Step 3: Exploitation pulls of suboptimal arms
By Step 2, the probability that an exploitation step at round \(t\) pulls suboptimal arm \(a\) is at most \(2 t^{-c/2}\). Summing,
\[ \mathbb{E}[N_a^{\text{xpt}}(T)] \le 2 \sum_{t=1}^{T} t^{-c/2}. \]
For any \(c > 2\) this sum is \(O(1)\), so exploitation contributes only constant regret. Refining the analysis to \(c > 1\) requires a slightly more careful concentration bound but produces the same asymptotic conclusion.
Step 4: Combine
Total expected pulls of suboptimal arm \(a\) are
\[ \mathbb{E}[N_a(T)] = \mathbb{E}[N_a^{\text{exp}}(T)] + \mathbb{E}[N_a^{\text{xpt}}(T)] \le \frac{c}{d^2} \log T + O(1). \]
Summing \(\Delta_a \mathbb{E}[N_a(T)]\) over suboptimal arms gives
\[ \text{Regret}(T) \le \frac{c K}{d} \log T + O(K). \]
Remarks
- The schedule depends on the unknown minimum gap \(d\). Without prior knowledge of \(d\) the practical schedule \(\varepsilon_t = \min(1, cK/t)\) is used; its regret guarantee degrades to \(O(K \log T)\) with a constant that scales as \(1/d^2\).

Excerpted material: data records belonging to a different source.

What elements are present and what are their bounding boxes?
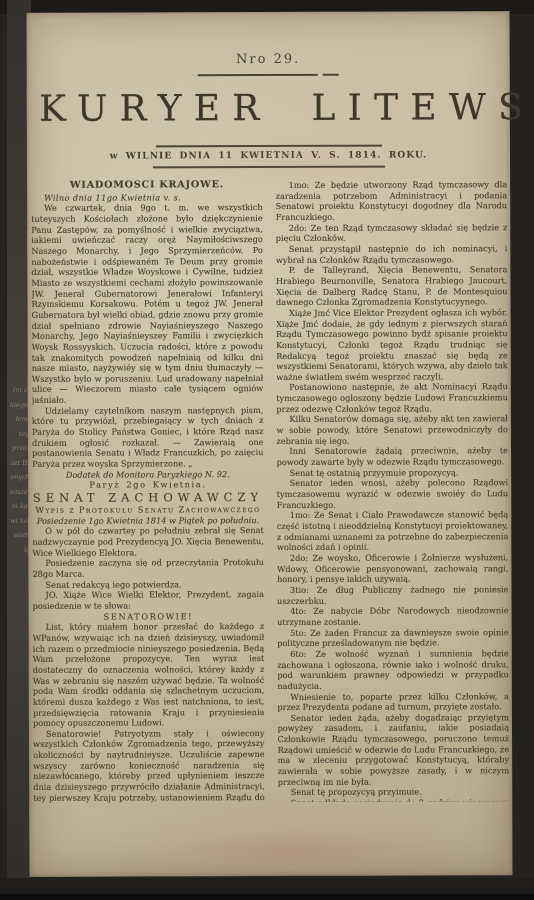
rule-dash	[323, 74, 339, 76]
spine-text-fragment: wisze-	[8, 485, 30, 500]
article-columns: WIADOMOSCI KRAJOWE.Wilno dnia 11go Kwiet…	[27, 167, 512, 803]
paragraph: Dodatek do Monitora Paryzkiego N. 92.	[32, 469, 264, 480]
paragraph: 6to: Ze wolność wyznań i sumnienia będzi…	[277, 648, 509, 691]
newspaper-title: KURYER LITEWSKI	[27, 87, 510, 130]
paragraph: 3tio: Ze dług Publiczny żadnego nie poni…	[277, 584, 509, 606]
spine-text-fragment: łem,	[8, 412, 30, 427]
paragraph: Senat tę ostatnią przyymuie propozycyą.	[277, 467, 509, 478]
spine-text-fragment: przez	[8, 441, 30, 456]
left-column: WIADOMOSCI KRAJOWE.Wilno dnia 11go Kwiet…	[31, 180, 265, 803]
paragraph: P. de Talleyrand, Xięcia Benewentu, Sena…	[276, 264, 508, 307]
paragraph: Senator ieden żąda, ażeby dogadzaiąc prz…	[277, 712, 509, 787]
paragraph: Udzielamy czytelnikom naszym następnych …	[32, 405, 264, 470]
paragraph: We czwartek, dnia 9go t. m. we wszystkic…	[31, 202, 263, 405]
paragraph: Wypis z Protokułu Senatu Zachowawczego	[32, 504, 264, 515]
paragraph: Senat odkłada posiedzenie do 9 godziny w…	[278, 797, 510, 802]
spine-text-fragment: wi ko-	[8, 514, 30, 529]
paragraph: Senator ieden wnosi, ażeby polecono Rząd…	[277, 478, 509, 511]
paragraph: 1mo: Ze Senat i Ciało Prawodawcze stanow…	[277, 510, 509, 553]
rule-line	[198, 74, 318, 76]
paragraph: SENAT ZACHOWAWCZY	[32, 490, 264, 505]
paragraph: Senatorowie! Patryotyzm stały i oświecon…	[33, 728, 265, 803]
paragraph: SENATOROWIE!	[33, 611, 265, 622]
paragraph: Senat przystąpił następnie do ich nomina…	[276, 243, 508, 265]
issue-number: Nro 29.	[27, 51, 510, 68]
paragraph: Wniesienie to, poparte przez kilku Człon…	[277, 691, 509, 713]
paragraph: Paryż 2go Kwietnia.	[32, 479, 264, 490]
paragraph: 2do: Ze woysko, Oficerowie i Żołnierze w…	[277, 552, 509, 585]
paragraph: Senat redakcyą iego potwierdza.	[32, 579, 264, 590]
paragraph: O w pół do czwartey po południu zebrał s…	[32, 525, 264, 558]
spine-text-fragment: kiego,	[8, 398, 30, 413]
paragraph: List, który miałem honor przesłać do każ…	[33, 621, 265, 728]
paragraph: Xiąże Jmć Vice Elektor Prezydent ogłasza…	[276, 307, 508, 382]
paragraph: 4to: Ze nabycie Dóbr Narodowych nieodzow…	[277, 605, 509, 627]
paragraph: JO. Xiąże Wice Wielki Elektor, Prezydent…	[33, 589, 265, 611]
paragraph: Posiedzenie zaczyna się od przeczytania …	[32, 557, 264, 579]
paragraph: Kilku Senatorów domaga się, ażeby akt te…	[276, 414, 508, 447]
spine-text-fragment: tey,	[8, 427, 30, 442]
spine-text-fragment: onych	[8, 470, 30, 485]
paragraph: 2do: Ze ten Rząd tymczasowy składać się …	[276, 222, 508, 244]
paragraph: Senat tę propozycyą przyimuie.	[278, 787, 510, 798]
paper-stain	[169, 832, 409, 867]
spine-text-fragment: m ka-	[8, 499, 30, 514]
newspaper-page: Nro 29. KURYER LITEWSKI w WILNIE DNIA 11…	[26, 11, 512, 877]
paragraph: Posiedzenie 1go Kwietnia 1814 w Piątek p…	[32, 515, 264, 526]
issue-rule	[27, 73, 510, 77]
paragraph: 5to: Ze żaden Francuz za dawnieysze swoi…	[277, 627, 509, 649]
right-column: 1mo: Ze będzie utworzony Rząd tymczasowy…	[276, 179, 510, 802]
paragraph: Postanowiono następnie, że akt Nominacyi…	[276, 382, 508, 415]
spine-text-fragment: (m c)	[8, 383, 30, 398]
spine-text-fragment: ią	[8, 543, 30, 558]
spine-text-fragment: wiet-	[8, 528, 30, 543]
scan-backdrop-edge	[0, 894, 534, 900]
paragraph: Wilno dnia 11go Kwietnia v. s.	[31, 192, 263, 203]
paragraph: Inni Senatorowie żądaią przeciwnie, ażeb…	[277, 446, 509, 468]
spine-text-fragment: zet IP.	[8, 456, 30, 471]
spine-text-fragments: (m c)kiego,łem,tey,przezzet IP.onychwisz…	[8, 383, 30, 557]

- The result is asymptotically optimal in \(T\) but has worse constants than UCB1 and Thompson sampling. The reason is structural: \(\varepsilon\)-greedy explores uniformly across all arms, whereas UCB and Thompson sampling concentrate exploration on plausibly-best arms.
- A constant \(\varepsilon\) schedule has linear regret \(\Theta(\varepsilon T)\). The \(1/t\) decay is the slowest schedule that produces sublinear regret.